As my name came from the famous “Breakfast at Tiffany’s” where Audrey Hepburn made the little black dress famous, it is no surprise that I am a BCBG Max Azria fan. The famous designer was recently dealt a blow by a Pennsylvania court.
BCBG, taken from the French phrase “Bon Chic, Bon Genre” (slang for good style, good attitude), was using the trademark “True People” for a line of clothing. The line was not one that would be worn by Angelina Jolie on the red carpet, but rather a more economically priced line. Last year, BCBG bought the company G&G Retail Inc with its 450 stores out of bankruptcy and sought to put this line of clothing in these stores. However, Urban Outfitters sued BCBG to enjoin BCBG from using “True People” alleging that the trademark infringed on Urban Outfitters’ trademark “Free People.” It further argued that even the clothing tags for “True People” were similar to those of “Free People.”

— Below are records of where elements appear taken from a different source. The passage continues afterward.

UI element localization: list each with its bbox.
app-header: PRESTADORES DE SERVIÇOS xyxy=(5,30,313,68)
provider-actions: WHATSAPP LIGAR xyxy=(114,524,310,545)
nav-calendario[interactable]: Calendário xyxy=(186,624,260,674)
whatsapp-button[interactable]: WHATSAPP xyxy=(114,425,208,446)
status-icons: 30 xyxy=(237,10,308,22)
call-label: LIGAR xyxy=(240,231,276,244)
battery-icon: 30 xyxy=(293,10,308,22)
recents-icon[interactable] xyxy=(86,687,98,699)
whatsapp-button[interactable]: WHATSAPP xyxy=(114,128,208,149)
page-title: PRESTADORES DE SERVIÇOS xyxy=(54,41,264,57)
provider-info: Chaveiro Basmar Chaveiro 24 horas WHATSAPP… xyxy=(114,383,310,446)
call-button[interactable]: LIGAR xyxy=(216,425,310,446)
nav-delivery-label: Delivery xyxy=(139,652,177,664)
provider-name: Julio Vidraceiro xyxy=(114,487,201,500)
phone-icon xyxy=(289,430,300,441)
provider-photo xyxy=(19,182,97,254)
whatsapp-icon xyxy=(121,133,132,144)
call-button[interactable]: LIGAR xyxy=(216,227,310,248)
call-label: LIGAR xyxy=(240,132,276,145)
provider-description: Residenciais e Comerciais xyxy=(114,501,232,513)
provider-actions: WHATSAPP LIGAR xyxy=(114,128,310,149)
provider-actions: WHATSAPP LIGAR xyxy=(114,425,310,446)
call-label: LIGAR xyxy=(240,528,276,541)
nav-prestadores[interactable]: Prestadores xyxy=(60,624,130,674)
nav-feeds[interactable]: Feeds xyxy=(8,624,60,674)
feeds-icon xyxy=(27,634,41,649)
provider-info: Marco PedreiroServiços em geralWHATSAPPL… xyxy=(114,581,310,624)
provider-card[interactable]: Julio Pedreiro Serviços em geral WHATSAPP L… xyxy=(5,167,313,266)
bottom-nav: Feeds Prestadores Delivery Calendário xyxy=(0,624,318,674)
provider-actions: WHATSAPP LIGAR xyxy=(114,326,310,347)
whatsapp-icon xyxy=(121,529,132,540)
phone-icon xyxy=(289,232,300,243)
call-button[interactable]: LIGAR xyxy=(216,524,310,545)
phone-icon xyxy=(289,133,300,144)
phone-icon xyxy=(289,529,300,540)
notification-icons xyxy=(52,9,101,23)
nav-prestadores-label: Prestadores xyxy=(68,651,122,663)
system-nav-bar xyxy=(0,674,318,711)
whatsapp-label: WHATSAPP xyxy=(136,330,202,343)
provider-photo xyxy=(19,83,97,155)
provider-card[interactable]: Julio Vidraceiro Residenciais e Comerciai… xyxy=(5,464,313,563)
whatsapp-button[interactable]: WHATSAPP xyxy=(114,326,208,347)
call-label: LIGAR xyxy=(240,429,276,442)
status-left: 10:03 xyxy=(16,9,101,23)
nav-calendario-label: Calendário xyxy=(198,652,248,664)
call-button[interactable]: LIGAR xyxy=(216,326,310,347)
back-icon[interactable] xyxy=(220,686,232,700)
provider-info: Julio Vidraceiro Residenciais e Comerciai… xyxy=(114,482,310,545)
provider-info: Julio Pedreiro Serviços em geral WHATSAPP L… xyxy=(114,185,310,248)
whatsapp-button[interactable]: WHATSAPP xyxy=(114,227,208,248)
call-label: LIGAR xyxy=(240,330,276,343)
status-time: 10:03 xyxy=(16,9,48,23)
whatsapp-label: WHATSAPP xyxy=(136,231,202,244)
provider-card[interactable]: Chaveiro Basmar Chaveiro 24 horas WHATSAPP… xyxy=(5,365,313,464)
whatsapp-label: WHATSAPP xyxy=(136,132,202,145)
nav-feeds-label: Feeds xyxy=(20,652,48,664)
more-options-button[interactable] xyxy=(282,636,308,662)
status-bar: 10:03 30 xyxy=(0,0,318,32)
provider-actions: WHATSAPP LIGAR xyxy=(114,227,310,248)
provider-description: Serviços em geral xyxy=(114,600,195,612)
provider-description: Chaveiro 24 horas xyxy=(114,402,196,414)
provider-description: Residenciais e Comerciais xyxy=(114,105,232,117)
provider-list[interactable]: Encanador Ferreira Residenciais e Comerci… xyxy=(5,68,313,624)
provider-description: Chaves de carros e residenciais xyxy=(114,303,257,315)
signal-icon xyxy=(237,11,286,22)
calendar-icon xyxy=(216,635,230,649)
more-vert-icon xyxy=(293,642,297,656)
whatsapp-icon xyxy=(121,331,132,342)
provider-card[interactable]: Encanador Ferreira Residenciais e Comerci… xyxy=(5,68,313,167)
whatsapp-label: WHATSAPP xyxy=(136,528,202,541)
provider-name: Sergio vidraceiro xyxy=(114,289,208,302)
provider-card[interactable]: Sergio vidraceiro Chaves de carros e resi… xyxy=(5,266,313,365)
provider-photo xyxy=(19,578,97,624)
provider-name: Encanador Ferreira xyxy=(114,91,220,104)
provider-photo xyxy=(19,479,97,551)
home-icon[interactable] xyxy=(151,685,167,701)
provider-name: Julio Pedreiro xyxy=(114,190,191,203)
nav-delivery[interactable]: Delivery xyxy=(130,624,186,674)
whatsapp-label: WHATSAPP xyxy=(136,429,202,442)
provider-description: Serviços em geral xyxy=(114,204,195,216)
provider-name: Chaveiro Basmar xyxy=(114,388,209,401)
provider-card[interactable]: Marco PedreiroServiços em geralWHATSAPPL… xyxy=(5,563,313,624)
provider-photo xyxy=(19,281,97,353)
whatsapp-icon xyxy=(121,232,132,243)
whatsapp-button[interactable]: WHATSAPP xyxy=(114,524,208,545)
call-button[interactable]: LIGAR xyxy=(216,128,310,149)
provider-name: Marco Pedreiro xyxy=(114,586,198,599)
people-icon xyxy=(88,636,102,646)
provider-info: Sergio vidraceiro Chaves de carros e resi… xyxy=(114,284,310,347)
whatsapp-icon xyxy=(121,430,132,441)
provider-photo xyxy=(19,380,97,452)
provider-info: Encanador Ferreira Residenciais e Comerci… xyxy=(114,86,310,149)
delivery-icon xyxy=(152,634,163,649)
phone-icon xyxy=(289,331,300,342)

Last week, a Pennsylvania court found that BCBG’s “True People” infringed on Urban Outfitters’ trademark. Urban Outfitters not only was granted a permanent injunction, but also a damages award of $1.34 million. To add insult to injury, the court awarded attorney’s fees in the amount of $5,000 as a sanction because BCBG had delayed the proceedings.
BCBG and its trademark attorneys will have to find another trademark to register for use with this economically priced clothing line. I will be watching stores for it.